The disease patterns in Nepal have also changed, with a growing problem with chronic diseases including diabetes, heart disease, and hypertension. (Mohan & Prabhakaran, 2013) With the global movement toward salt reduction, the multisector action plan for the prevention and control of non‐communicable diseases (2014‐2020) of the government of Nepal has target of 30% relative reduction in mean population intake of salt (Government of Nepal, WHO, 2014–2020). Whereas it is relatively easy to adjust the standards for iodized salt to accommodate these changes, it is considerably more difficult to understand how effective a salt reduction recommendation is in reducing salt intake. This will require careful review and monitoring of salt reduction strategy implementation in the country.

Sustaining the enabling environment

The government of Nepal has been attentive to the issue of iodine deficiency for several decades and has included iodine program elements in the recent multisectoral nutrition strategy. In some countries, once certain benchmarks were reached, there was less interest in IDD, and in some instances, there was backsliding. Seemingly innocuous changes, for example, in the wording of legislation, can result in weakening of the IDD program (Codling et al, 2017). Other priorities can limit funding for critical elements of the program. None of this has happened in Nepal, and the current survey again suggests that the micronutrient component of the nutrition of women and children remains a high priority despite gains made. This suggests that the basic foundation for a sustained enabling environment is well established. With a shift in focus to a broader approach to nutrition, and on reduction in stunting, it will be critical to ensure that the monitoring of micronutrient deficiency continues so the changes noted above do not adversely affect the sustained elimination of IDD.

CONCLUSION

Nepal has effectively eliminated IDD as a public health problem through a successful USI program. The most recent survey confirms this success but suggests some consideration should be given to several program areas:

Review and consider reduction in the standard for production and retail salt iodine levels. This should be done in consultation with all relevant stakeholders to ensure that imported salt meets the new standard, and that inadequately iodized salt coming across the porous border does not increase.

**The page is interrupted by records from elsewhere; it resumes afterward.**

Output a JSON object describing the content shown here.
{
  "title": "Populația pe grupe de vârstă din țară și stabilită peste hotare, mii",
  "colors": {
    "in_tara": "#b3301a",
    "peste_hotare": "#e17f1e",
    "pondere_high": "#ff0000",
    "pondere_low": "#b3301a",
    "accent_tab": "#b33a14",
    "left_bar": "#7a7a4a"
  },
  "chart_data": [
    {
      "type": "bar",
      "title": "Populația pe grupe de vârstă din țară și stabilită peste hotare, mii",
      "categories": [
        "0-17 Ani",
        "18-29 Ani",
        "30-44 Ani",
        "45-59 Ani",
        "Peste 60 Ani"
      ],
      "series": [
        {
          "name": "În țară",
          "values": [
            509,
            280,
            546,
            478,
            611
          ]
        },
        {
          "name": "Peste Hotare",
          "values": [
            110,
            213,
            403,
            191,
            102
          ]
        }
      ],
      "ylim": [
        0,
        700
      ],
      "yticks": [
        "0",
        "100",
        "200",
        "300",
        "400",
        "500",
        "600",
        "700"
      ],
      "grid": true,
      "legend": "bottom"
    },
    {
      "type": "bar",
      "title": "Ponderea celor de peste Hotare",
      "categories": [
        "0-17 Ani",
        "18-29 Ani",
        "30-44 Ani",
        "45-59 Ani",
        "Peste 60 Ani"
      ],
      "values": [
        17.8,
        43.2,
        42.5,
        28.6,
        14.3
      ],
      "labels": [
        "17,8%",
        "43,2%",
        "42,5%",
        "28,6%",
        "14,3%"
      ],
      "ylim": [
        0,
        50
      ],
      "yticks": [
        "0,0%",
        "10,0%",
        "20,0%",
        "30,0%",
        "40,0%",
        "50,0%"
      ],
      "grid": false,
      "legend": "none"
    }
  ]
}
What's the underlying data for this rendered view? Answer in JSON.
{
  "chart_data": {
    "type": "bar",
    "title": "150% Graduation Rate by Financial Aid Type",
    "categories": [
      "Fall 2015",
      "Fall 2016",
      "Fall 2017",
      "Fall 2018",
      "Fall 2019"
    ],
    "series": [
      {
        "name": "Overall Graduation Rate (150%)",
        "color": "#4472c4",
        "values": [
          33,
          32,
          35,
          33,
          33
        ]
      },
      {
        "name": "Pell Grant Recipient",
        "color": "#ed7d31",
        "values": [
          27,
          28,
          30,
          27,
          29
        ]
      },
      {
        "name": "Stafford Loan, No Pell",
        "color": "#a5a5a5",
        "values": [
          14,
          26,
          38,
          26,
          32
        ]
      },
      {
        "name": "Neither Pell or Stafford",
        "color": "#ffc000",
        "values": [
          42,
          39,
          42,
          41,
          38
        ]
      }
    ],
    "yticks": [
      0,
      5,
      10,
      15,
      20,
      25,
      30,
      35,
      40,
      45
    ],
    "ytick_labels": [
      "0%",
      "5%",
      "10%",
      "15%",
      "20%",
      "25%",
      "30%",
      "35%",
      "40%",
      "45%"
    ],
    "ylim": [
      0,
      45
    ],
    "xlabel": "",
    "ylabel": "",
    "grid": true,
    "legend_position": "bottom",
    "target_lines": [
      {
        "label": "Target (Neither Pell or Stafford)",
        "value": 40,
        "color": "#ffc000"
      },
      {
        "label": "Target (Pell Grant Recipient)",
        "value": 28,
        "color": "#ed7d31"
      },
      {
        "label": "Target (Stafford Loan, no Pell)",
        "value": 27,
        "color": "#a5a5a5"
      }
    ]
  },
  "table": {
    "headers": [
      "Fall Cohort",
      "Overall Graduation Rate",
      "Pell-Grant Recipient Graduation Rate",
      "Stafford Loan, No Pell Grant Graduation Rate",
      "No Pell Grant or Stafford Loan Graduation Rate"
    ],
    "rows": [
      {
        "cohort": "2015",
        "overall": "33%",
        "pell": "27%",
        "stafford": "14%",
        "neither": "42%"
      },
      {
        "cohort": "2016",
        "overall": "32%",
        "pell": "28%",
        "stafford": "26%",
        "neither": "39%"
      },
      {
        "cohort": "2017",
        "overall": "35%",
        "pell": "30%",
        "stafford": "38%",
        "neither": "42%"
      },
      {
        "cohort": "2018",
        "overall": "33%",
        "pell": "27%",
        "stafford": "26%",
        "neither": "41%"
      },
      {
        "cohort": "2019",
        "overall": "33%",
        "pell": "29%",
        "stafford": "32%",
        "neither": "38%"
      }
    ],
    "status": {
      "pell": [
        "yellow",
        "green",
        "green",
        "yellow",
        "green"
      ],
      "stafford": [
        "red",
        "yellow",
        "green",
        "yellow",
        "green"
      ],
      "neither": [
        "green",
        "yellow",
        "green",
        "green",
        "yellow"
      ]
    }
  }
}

Ensure the adequacy of ongoing monitoring of imported salt to track any changes in sources and quality. Complement this with periodic assessments of iodine status

Consider a brief review of salt used in the processed food industry and the consumption of processed foods and condiments with a high salt content in Nepal—to anticipate the likely increasing trend and its implication for the USI program

Establish a review mechanism that triangulates data on salt consumption, iodine status, and sources of salt in the diet, which will allow for rapid change in the iodine standard for salt in the event of successful salt reduction strategies

CONFLICTS OF INTEREST

Naveen Paudyal, Sanjay Rijal, and Stanley Chitekwe, in their capacity working for UNICEF, support the government of Nepal's effort toward universal salt iodization but have no conflict of interest in developing this summary. The opinions and statements in this article are those of the authors and may not reflect official UNICEF policies. Kedar Parajuli, in his capacity working for government of Nepal to prevent and control iodine deficiency in Nepal, has no conflict of interest in developing this summary. Robin Houston, Chandra Pandav, Macha Raja Maharjan, and Jonathan Gorstein have all both undertaken consultancies with various agencies working in Nepal on nutrition issues, including in support of the USI program, but have no conflict of interest related to this paper.

CONTRIBUTIONS

NP and SC contributed to the article through provision of reference material, editorial support, and drafting of some policy sections of the main text. JG, CP, and MRM contributed to the main text, data review, and editing. RH contributed by drafting the initial text, editing, and data presentation. KP provided input on the paper from the government IDD control program perspective.